The repo-starring angle is the one I want to pull on next. If the same accounts are starring a consistent set of repos, that's either another shared seed list or active coordination around specific targets and either way it's a stronger signal than follows alone since starring requires more intentional action. Follow graphs are cheap to fake; star graphs are slightly less so.

leob • May 20

But what would be the "intention" behind it - would there be something malicious within the repos of these "users"? (of course you can't know till you look in detail)

(well I think we've been warned often enough recently to not just clone/install repos from users you don't know and don't fully trust ...)

GnomeMan4201 • May 20

Honestly can't confirm intent from the data I have the analysis only covers follow graph structure, not what the accounts are actually pushing. But the most plausible theory is social proof laundering: inflate follower counts on otherwise thin accounts, then use that apparent legitimacy to get people to clone or install something. GitHub followers are a trust signal a lot of people don't scrutinize.

The whole reason I went down this rabbit hole is I kept noticing the same pattern… any time a post crosses a certain view threshold, a wave of these accounts shows up in my followers within hours. Got annoying enough that I started documenting it instead of just ignoring it.

Your instinct is right. Follower count on GitHub should carry basically zero weight when deciding whether to run someone's code.

leob • May 20

Very convincing, both the pattern and your analysis of it ... intriguing that people go to these lengths to set this all up, but the intent is probably what you're saying (and what I was hinting at) ... kind of fascinating for sure!

GnomeMan4201 • May 20

Fully agree. The strongest finding is the coordination fingerprint itself. The intent is harder to prove directly, but once you see eight aged accounts tracking an almost identical external population, it becomes difficult to view the behavior as random.

Rasmus Ros • May 21

Following-list overlap is the signal here. It scales badly because the comparisons go quadratic, so GitHub has to rely on reports.

GnomeMan4201 • May 21

Exactly right on the scaling problem..pairwise Jaccard on raw account population is O(n²) in comparisons and O(n·k) in API cost where k is list depth, so GitHub can't run it exhaustively. What makes it tractable here is the two-stage approach: behavioral heuristics (following count ceiling, age spread) cut the candidate pool to a small cluster first, then Jaccard runs on that. At 8 accounts you're doing 28 comparisons, not millions. The real wall isn't the math, it's the API rate limits on pulling ~30k following entries per account. Your point still stands at platform scale though: this only works as an analyst tool or post-hoc investigation, not a real-time prevention layer. Which is probably why GitHub leans on reports.

Rasmus Ros • May 21

Good writeup anyway. Keeping GitHub a little less bot-ridden is work worth doing.

xulingfeng • May 29

Nice catch on the botnet pattern — the creation date clustering and narrow following count range are dead giveaways. We built a similar detection script for Dev.to after noticing suspicious follower patterns.

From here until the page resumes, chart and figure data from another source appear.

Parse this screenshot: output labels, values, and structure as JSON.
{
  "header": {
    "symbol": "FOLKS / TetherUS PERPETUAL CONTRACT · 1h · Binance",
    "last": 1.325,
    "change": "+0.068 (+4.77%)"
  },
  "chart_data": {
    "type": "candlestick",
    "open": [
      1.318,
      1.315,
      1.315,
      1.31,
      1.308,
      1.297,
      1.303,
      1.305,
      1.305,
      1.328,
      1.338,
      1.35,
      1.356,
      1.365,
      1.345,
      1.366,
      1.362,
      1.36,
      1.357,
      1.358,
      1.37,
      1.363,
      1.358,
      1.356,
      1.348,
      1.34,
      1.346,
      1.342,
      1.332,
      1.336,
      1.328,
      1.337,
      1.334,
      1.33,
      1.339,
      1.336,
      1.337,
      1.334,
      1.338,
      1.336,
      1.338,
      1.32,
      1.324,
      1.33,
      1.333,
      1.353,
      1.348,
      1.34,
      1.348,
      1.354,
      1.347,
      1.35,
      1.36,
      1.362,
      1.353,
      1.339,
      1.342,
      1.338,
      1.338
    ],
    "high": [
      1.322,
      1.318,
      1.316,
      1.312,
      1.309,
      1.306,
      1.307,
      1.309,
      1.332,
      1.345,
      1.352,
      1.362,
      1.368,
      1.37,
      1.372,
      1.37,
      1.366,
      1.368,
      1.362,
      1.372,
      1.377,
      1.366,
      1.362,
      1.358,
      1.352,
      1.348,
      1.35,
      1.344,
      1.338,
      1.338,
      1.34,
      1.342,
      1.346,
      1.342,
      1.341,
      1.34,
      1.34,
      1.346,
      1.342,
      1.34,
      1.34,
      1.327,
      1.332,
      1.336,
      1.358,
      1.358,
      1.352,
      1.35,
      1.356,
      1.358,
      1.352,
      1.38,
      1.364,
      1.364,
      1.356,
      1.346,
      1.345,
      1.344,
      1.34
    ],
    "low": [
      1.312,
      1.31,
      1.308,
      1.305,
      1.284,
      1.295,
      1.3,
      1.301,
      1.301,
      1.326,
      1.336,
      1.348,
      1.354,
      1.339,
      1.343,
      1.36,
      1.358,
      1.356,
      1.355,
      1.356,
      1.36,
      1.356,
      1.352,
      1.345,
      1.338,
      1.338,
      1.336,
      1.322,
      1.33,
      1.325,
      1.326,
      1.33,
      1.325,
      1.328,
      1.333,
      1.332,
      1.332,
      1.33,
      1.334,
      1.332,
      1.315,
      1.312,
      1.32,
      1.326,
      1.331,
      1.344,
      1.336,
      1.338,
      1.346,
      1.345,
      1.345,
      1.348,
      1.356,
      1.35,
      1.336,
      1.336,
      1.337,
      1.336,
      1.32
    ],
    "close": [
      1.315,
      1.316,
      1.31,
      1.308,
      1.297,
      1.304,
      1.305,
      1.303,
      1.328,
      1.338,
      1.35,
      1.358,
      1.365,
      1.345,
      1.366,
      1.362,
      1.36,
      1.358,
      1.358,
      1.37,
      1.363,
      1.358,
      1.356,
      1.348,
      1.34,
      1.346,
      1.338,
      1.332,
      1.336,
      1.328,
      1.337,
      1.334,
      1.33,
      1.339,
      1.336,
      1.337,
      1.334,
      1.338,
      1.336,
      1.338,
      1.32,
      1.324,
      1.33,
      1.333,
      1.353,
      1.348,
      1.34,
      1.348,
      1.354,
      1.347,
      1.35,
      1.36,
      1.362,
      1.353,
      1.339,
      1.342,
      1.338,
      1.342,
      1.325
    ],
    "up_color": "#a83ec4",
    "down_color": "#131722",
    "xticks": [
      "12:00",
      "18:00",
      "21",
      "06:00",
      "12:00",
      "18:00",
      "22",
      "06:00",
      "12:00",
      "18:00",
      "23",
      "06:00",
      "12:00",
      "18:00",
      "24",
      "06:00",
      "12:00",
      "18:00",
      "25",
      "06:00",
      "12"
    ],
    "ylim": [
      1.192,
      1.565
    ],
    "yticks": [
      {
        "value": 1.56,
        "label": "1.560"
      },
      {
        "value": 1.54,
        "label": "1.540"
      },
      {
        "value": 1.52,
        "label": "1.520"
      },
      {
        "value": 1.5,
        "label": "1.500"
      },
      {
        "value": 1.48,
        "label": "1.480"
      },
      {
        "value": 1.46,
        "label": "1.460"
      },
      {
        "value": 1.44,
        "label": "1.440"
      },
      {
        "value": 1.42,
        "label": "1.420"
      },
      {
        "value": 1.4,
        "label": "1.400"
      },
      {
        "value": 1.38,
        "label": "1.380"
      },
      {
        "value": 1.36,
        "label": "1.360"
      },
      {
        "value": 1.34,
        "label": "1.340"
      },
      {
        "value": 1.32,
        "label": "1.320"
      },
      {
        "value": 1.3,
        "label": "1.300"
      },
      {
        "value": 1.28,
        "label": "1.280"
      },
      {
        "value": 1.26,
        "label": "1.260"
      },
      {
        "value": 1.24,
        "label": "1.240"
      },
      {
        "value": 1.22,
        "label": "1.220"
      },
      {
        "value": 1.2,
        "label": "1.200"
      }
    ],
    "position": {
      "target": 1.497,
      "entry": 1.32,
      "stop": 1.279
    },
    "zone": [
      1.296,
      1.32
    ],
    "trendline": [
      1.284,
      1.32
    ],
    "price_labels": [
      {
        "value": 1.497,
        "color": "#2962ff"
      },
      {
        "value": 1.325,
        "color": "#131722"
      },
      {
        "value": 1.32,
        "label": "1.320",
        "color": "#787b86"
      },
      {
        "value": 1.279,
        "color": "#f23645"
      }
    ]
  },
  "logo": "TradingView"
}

One thing I'd add: check if the accounts share commit activity on the same repos. Bot accounts often star/fork the same projects. Curious if you found any repo-level correlations in your dataset?

sagar shirsat • May 24

will you please tell what is the motto behind hiding it ?

GnomeMan4201 • May 24

Great question. The short answer is that follower counts function as a credibility signal , hiding in a follower list is the point, not a side effect.

If an account suddenly has 3,000 followers, casual observers assume it's reputable. Algorithms may surface it more. New readers are more likely to trust the content. The accounts don't need to be visible individually they just need to inflate the number.

The operators keep the accounts dormant and inactive specifically so they don't draw attention. A follower that never comments, never posts, and never interacts is harder to manually flag than one that spams. The hiding is the product.